Prior to admission, the patient’s daily medications included: torsemide: 2.5 mg, losartan 100 mg, amlodipine 5 mg, carvedilol 6.25 mg, teneligliptin 20 mg, rosuvastatin 10 mg, nifedipine 30 mg, vitamin supplements QD, polystyrene sulfonate calcium 5 g BID, and sevelamer carbonate 800 mg TID, primarily for cardiologic and nephrologic conditions.

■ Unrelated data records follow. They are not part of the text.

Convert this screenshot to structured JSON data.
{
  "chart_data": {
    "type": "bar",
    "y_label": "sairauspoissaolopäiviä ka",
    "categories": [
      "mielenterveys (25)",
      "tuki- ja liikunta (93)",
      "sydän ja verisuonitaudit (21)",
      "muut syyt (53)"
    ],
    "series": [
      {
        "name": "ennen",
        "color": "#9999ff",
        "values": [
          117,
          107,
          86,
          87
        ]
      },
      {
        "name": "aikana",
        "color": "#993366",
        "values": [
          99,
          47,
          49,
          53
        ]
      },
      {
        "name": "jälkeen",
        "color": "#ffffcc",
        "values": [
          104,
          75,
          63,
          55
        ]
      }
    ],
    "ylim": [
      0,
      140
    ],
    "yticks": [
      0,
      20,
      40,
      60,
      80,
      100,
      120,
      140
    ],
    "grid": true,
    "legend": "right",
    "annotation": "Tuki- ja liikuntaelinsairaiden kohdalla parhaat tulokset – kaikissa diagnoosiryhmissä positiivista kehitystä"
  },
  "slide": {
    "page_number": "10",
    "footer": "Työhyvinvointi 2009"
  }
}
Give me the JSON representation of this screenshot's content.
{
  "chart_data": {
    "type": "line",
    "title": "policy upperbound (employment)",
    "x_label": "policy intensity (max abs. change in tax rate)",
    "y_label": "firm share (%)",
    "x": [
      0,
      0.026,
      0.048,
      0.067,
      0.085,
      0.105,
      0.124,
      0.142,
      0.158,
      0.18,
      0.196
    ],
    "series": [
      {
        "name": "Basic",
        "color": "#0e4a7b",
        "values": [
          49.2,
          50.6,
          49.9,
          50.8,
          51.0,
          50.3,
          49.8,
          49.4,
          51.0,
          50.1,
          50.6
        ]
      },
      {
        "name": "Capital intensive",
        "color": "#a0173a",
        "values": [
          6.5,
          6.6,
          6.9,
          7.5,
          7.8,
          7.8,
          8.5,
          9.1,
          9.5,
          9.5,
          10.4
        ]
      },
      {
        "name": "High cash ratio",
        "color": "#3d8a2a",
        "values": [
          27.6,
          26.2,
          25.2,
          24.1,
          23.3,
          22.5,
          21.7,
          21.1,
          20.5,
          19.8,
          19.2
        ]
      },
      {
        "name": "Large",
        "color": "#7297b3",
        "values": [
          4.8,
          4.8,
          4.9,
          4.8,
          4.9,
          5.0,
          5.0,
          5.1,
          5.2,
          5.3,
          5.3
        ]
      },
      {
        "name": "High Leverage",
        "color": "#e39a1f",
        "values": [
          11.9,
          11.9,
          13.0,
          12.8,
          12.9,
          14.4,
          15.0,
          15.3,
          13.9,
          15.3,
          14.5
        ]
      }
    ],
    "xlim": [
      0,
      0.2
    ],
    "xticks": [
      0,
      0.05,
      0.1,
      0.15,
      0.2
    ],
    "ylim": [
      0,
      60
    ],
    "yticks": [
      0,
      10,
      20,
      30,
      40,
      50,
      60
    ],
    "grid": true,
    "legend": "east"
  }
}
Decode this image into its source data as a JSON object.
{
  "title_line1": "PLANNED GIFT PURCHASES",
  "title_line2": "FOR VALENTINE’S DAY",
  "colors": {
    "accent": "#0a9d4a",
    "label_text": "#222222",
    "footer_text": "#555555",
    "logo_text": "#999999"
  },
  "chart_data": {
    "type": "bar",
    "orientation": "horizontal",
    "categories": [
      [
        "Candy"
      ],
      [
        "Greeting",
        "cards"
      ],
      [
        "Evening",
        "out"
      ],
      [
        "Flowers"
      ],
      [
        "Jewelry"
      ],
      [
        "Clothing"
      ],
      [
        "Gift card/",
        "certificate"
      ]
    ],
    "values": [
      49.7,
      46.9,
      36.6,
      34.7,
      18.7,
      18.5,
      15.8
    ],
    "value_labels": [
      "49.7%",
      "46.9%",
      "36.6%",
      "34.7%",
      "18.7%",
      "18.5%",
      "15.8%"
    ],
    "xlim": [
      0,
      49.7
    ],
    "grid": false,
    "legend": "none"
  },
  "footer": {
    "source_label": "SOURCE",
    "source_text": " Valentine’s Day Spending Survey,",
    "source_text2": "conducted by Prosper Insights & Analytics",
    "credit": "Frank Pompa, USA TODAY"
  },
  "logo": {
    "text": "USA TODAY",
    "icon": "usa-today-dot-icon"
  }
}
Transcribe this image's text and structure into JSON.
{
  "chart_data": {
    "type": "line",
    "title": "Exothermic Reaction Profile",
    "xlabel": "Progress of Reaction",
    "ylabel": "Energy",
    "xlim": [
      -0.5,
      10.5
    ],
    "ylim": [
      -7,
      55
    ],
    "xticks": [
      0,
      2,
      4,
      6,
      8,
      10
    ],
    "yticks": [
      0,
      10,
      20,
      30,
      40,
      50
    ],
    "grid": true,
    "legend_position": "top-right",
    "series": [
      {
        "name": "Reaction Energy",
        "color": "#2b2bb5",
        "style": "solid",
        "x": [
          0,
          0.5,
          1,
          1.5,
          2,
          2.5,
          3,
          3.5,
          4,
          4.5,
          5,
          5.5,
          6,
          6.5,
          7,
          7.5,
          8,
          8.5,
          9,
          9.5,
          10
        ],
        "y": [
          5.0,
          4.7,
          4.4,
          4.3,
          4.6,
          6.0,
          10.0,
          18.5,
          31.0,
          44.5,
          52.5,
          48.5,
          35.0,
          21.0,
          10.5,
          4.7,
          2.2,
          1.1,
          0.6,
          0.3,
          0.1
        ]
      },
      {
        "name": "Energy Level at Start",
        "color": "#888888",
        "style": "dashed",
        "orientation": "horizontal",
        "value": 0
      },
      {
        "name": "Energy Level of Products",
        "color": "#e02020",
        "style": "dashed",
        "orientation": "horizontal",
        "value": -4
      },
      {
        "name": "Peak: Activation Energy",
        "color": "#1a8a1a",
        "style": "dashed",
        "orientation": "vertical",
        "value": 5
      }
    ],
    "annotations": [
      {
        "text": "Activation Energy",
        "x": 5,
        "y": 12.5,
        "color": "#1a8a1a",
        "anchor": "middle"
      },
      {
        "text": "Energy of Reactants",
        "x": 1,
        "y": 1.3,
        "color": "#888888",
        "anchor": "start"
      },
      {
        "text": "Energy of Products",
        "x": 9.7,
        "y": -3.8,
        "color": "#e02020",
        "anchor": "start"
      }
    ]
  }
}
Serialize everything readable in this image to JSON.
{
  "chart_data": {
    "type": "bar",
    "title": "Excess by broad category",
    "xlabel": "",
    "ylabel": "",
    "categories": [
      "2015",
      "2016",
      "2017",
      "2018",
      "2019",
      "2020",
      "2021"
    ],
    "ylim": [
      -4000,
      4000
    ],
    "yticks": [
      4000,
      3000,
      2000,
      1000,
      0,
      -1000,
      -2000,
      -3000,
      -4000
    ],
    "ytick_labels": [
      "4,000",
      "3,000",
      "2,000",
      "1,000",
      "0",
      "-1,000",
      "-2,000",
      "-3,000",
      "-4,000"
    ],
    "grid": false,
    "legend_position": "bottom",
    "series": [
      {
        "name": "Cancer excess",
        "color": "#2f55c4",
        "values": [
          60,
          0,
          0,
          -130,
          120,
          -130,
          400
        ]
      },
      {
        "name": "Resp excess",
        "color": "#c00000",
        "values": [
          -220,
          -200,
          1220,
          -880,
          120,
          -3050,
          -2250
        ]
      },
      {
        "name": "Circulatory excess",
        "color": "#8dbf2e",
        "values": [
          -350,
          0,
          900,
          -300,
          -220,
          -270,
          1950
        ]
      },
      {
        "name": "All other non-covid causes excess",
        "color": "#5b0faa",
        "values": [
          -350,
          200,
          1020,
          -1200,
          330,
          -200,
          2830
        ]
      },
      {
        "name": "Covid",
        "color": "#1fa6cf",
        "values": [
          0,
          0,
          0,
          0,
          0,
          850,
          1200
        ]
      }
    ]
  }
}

For enhanced bowel and urinary function, the followings were administered: magnesium hydroxide 500 mg BID, motilitone (Coridalis tuber, Pharbitis seed) 30 mg, bethanechol 25 mg TID, and tamsulosin 0.2 mg HS. These additional medications were discontinued upon discharge.
Fortunately, the patient’s excessive sweating ceased three days after discharge. He no longer had to shower or change clothes several times. No further laboratory or imaging tests were performed. The patient remained dry for 10 months.